To anyone who tests - how large is the practical performance improvement?
From hardly noticeable to insignificant unless you have some real slow but recent hardware.
You see, DF currently has two threads - renderer and simulation (which is one that's CPU limited).
Processing goes like that:
simulation -
- calculate game frame ( mainloop() function )
- if FPS-capped, wait some time
- pause if requested to pause.
renderer:
- process input events
- if GFPS-capped, wait until it's time to render next graphics frame;
- pause simulation thread
- submit input events to the simulation code
- call game's render_things() function which prepares the tiles/interface to be shown
- copy results
- unpause simulation thread
- actually draw stuff
The perfomance bottleneck is in the mainloop() function. Everything else eats much less CPU time.
In fact, if you've got dualcore or better cpu, the only thing you can do is minimize time that simulation thread is paused while the renderer fetches stuff to render. Which is small to begin with.
I did some optimizations in the print_shader so that there's no excess copying of data around while simulation is paused, and only absolutely required processing is done before handing off data to the gpu, so that cpu isn't held up much by rendering on single-core machines.
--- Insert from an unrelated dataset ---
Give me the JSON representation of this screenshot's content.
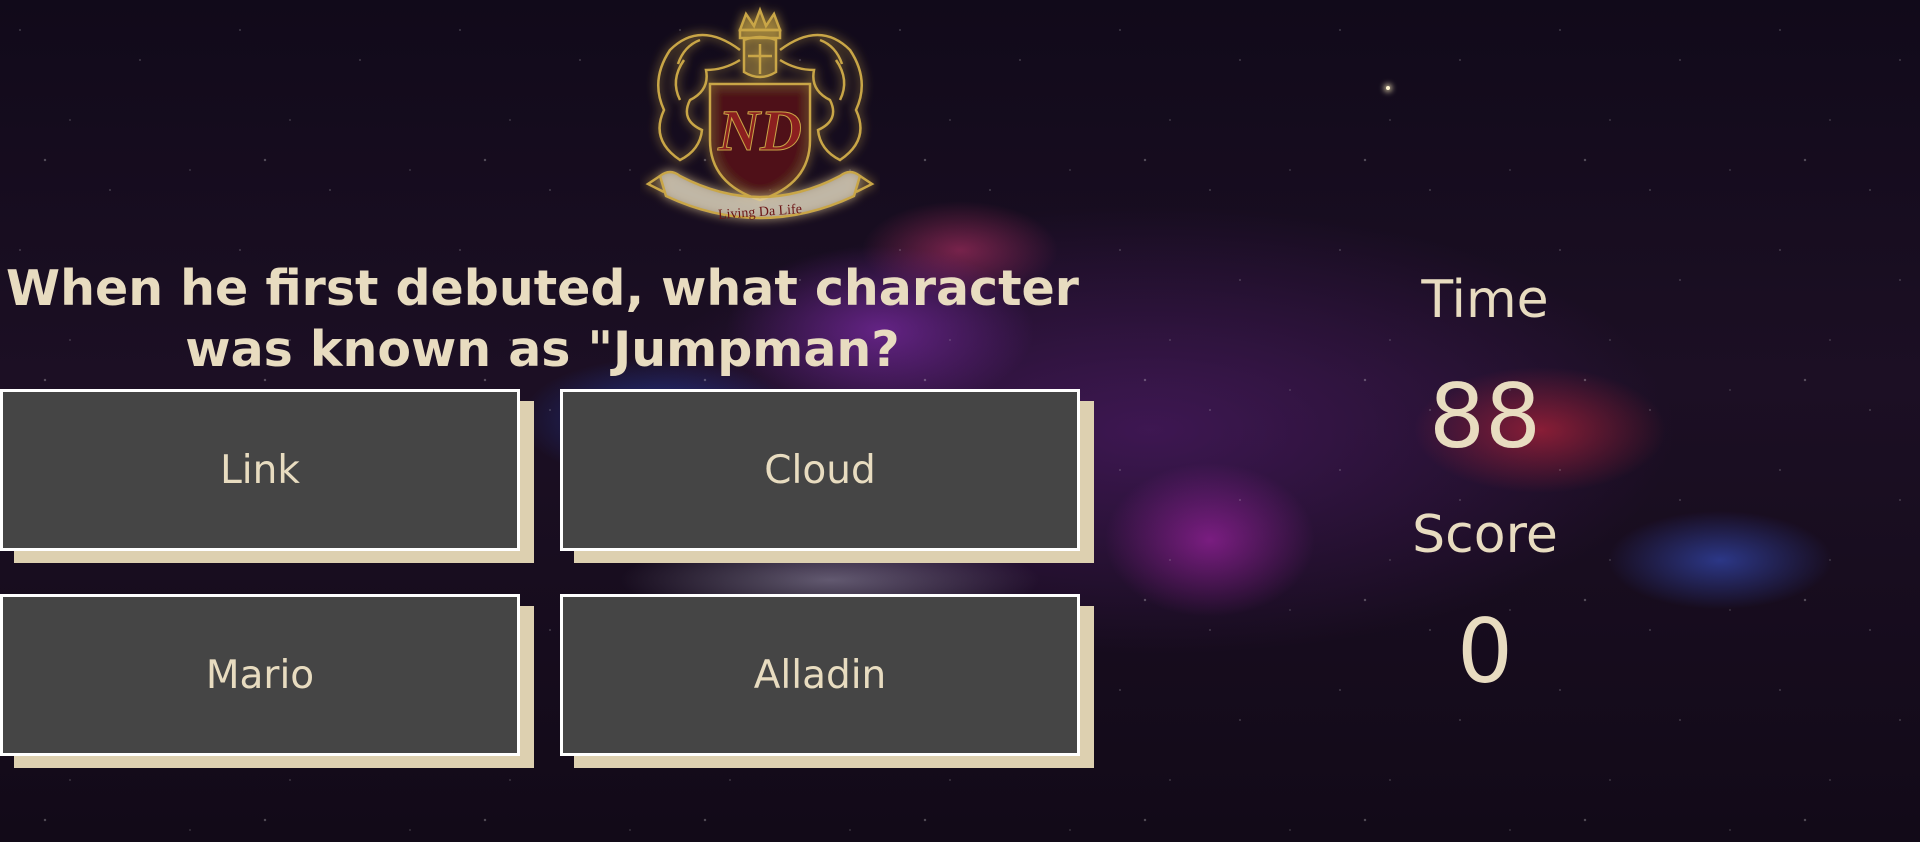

Beyond that there's isn't much that can be done to cut the time simulation is paused. Moving out the interface entirely (getting rid of render_things() call) might help, but this will be offset to some degree by inreased amount of data that the new interface would require to be copied out ( and this can't be done while simulation thread is running).
I thought about some clever dirty hacks with snapshotting DF's data so that renderer can read it while simulation works on, but those are hacks, and linux-specific at that. And they won't give much speed-up anyway.
If the map data was contigously allocated AND there wasn't that much C++ glue between values and their meaning, then I'd gladly just upload needed parts of it directly to the GPU, spending almost no time on cpu (for that last little bit of speed), and it'd allow prototyping gpu-based pathfinding too which as I've heard is the culprit nowadays.
Does this alleviate the FPS death problem of many forts?
No. It gives you warm fuzzy feeling that you did as much as possible in this aspect.
Will it work with Phoebus tileset?
It was developed while using it.